Hadis Maulid Nabi Palsu? Begini Penjelasannya!

Peringatan Maulid Nabi Muhammad Saw merupakan salah satu tradisi yang banyak dirayakan oleh umat Islam di berbagai belahan dunia, termasuk di Indonesia. Kata maulid sendiri berarti “kelahiran”, dan dalam konteks ini merujuk pada peringatan hari lahir Nabi Muhammad pada tanggal 12 Rabi‘ul Awal.
Di Indonesia perayaan maulid Nabi dilakukan dengan cara yang beragam. Ada yang memperingatinya dengan pembacaan shalawat, tilawah Al-Qur’an, pengajian, bahkan shalawat bersama dalam bentuk kasidah dan marawis. Semua itu merupakan ekspresi cinta umat kepada Rasulullah.
Namun demikian, beberapa orang mungkin mempertanyakan terkait dalil mengenai perayaan maulid Nabi Muhammad Saw, apakah ada hadis terkait perayaan maulid?
Hadis Tentang Maulid Nabi Muhammad Saw
Di beberapa daerah ada salah satu hadis populer di kalangan masyarakat yang sering dijadikan sebagai landasan dalam merayakan maulid Nabi. Hadis tersebut berbunyi:
مَنْ عَظَّمَ مَوْلِدِي كُنْتُ شَفِيعَهُ يَوْمَ الْقِيَامَةِ
“Barang siapa mengagungkan hari kelahiranku, maka aku akan menjadi pemberi syafaat baginya pada hari kiamat.”
Secara redaksi, lafal hadis ini tidak ditemukan dalam kitab hadis primer, baik dalam Kutubusittah maupun Kutubutis’ah.
Beberapa ulama hadis berpendapat seperti Al-Sakhawi dalam kitab al-Maqashid al-Hasanah menyebutkan bahwa hadis ini tidak ada asalnya (la asla lahu), kemudian Ibn Taimiyyah dalam kitab Iqtida al-Sirat al-Mustaqim juga menyebut bahwa tersebut sebagai hadis palsu.

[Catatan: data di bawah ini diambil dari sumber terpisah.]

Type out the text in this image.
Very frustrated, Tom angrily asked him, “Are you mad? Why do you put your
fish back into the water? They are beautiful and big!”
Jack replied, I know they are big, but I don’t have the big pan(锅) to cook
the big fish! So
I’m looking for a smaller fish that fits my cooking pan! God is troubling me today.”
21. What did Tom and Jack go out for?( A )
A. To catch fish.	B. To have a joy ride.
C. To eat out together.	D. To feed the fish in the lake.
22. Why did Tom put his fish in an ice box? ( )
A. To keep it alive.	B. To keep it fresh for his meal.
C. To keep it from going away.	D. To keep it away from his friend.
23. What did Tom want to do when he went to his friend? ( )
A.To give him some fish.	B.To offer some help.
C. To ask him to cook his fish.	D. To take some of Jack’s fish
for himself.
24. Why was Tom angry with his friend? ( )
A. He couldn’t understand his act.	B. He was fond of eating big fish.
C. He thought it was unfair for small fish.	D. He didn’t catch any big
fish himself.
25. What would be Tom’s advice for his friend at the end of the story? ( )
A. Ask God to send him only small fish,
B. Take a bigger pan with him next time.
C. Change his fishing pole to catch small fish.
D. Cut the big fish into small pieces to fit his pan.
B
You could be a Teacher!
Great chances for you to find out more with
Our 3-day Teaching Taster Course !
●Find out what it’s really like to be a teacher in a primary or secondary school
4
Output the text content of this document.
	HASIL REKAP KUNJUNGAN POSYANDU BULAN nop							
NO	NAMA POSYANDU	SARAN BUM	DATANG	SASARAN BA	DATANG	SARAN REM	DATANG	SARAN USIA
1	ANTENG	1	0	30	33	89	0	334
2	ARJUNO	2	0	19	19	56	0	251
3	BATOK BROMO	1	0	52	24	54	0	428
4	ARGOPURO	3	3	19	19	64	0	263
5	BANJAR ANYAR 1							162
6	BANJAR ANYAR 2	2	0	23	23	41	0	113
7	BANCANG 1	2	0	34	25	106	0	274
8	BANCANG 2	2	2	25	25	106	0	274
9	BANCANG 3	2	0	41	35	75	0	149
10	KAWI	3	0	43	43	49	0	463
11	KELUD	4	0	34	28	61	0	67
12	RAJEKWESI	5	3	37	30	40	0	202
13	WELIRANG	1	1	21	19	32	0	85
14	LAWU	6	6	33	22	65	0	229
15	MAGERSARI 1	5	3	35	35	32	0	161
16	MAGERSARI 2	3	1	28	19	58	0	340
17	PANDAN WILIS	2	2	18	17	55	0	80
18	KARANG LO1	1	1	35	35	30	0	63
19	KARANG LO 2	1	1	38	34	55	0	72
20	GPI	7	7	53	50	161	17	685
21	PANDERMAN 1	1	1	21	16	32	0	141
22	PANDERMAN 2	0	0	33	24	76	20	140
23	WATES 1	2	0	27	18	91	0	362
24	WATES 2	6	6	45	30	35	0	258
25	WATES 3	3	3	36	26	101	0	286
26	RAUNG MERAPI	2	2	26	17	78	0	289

Dalam lingkup kajian hadis, jika ada hadis yang berstatus bersetatus maudhu (palsu), maka mutlak hadis tersebut tidak dapat dijadikan rujukan karena tidak bersumber dari Nabi Muhammad Saw.
Meskipun demikian, setidaknya ada hadis sahih yang bersumber sahabat Abi Qatadah al-Anshari di dalam kitab Sahih Muslim, di mana dikisahkan bahwa nabi Muhammad pernah ditanya oleh para sahabat ketika ia berpuasa di hari Senin. Adapun penggalan matan hadisnya sebagai berikut.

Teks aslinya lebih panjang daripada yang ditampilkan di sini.